Habitantes de Pajapan, Tatahuicapan y Mecayapan salieron a las calles esta semana. No celebran. Exigen. Indemnizaciones que no llegan, atención médica inexistente, ecosistemas que se mueren mientras las autoridades miran hacia otro lado.
“Estamos en plena Semana Santa, nuestras lagunas siguen contaminadas, el día de ayer siguió arribando chapopote a las playas del Salado y arrecifes”
La voz de una manifestante corta el aire caliente. Su denuncia es simple: mientras los turistas deberían llegar, lo único que llega es más crudo.
Dos tortugas muertas y un futuro negro
La evidencia flota en el agua. Dos tortugas sin vida. Peces pintados de negro por el hidrocarburo. El derrame que comenzó el 1 y 2 de marzo no se detiene.
“Y siguen sin indemnizarnos a los pescadores libres, a los vendedores de mariscos y todas las personas que vivimos del turismo”
La ironía es cruel: en temporada alta turística, las playas están cerradas por contaminación. Los pescadores ven cómo su sustento se envenena lentamente.
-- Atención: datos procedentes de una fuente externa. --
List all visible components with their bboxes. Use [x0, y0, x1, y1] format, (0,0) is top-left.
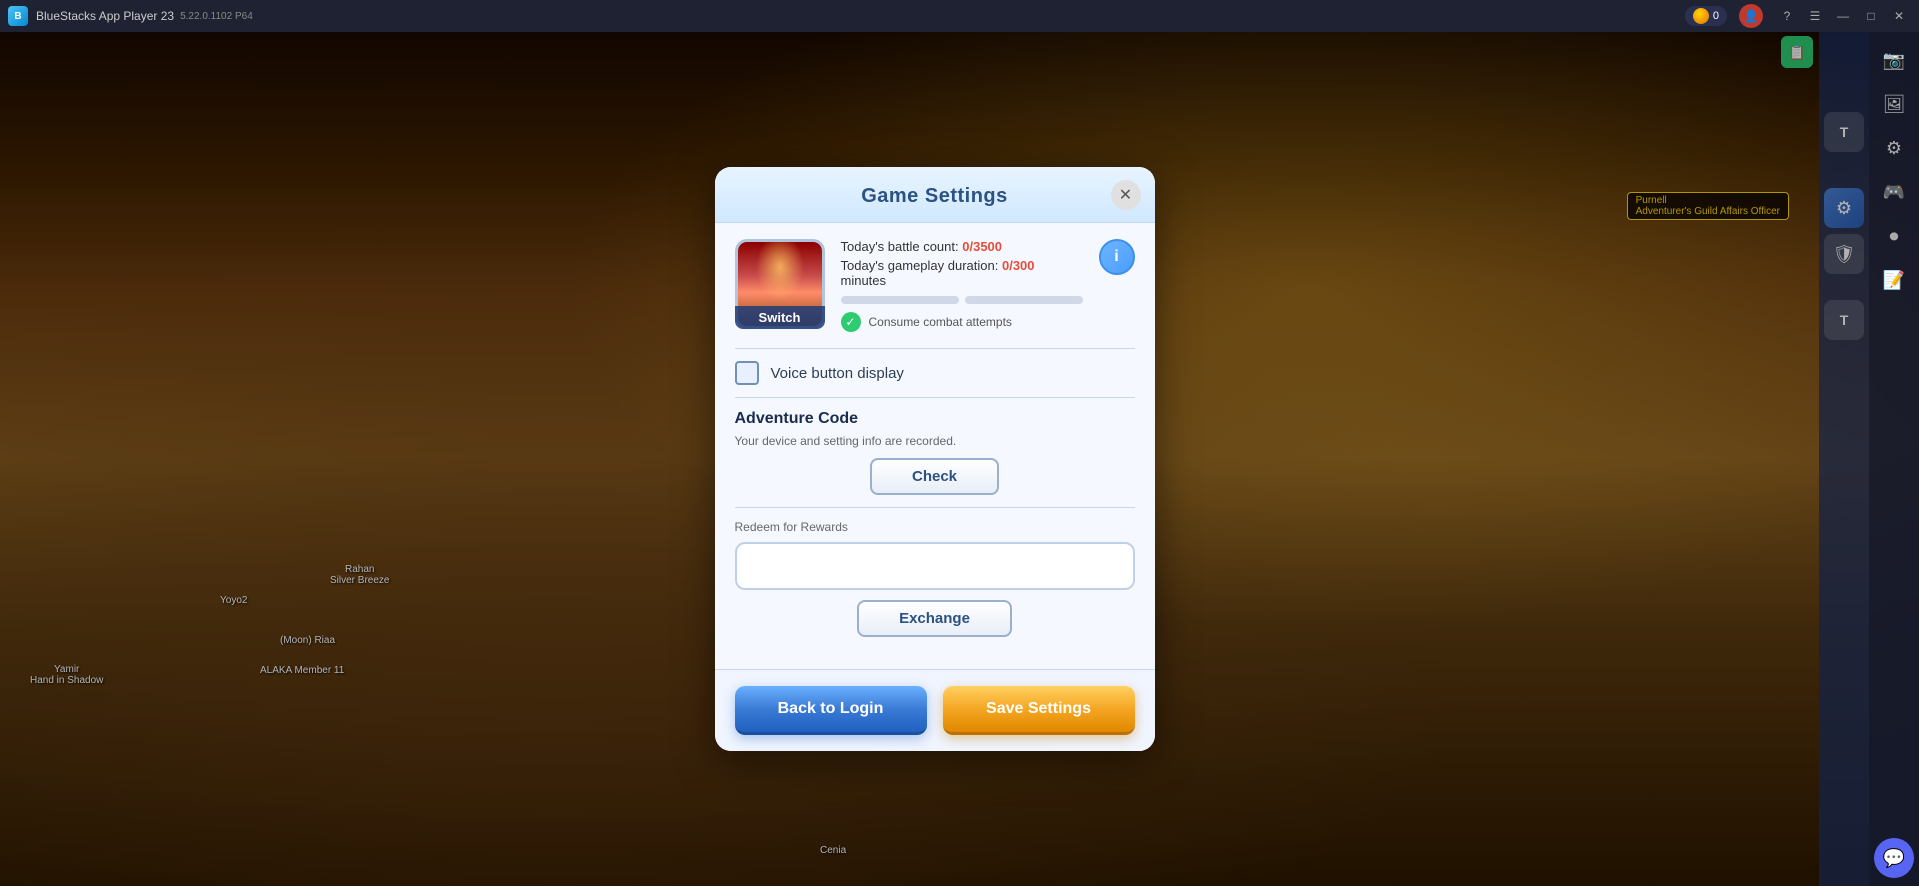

Las manchas de crudo empezaron en Pajapan pero se extendieron por toda la costa sur de Veracruz y Tabasco durante marzo. Un mes después, la situación sigue igual.
Organizaciones ambientales llevan semanas señalando la omisión de autoridades. Transparencia cero sobre el origen del derrame. Acción cero para detenerlo.
Mientras tanto, en Jicacal -donde el mar se une a la Laguna del Ostión- el petróleo sigue llegando. Y con él, la pregunta inevitable: ¿cuántos más animales deben morir antes de que alguien actúe?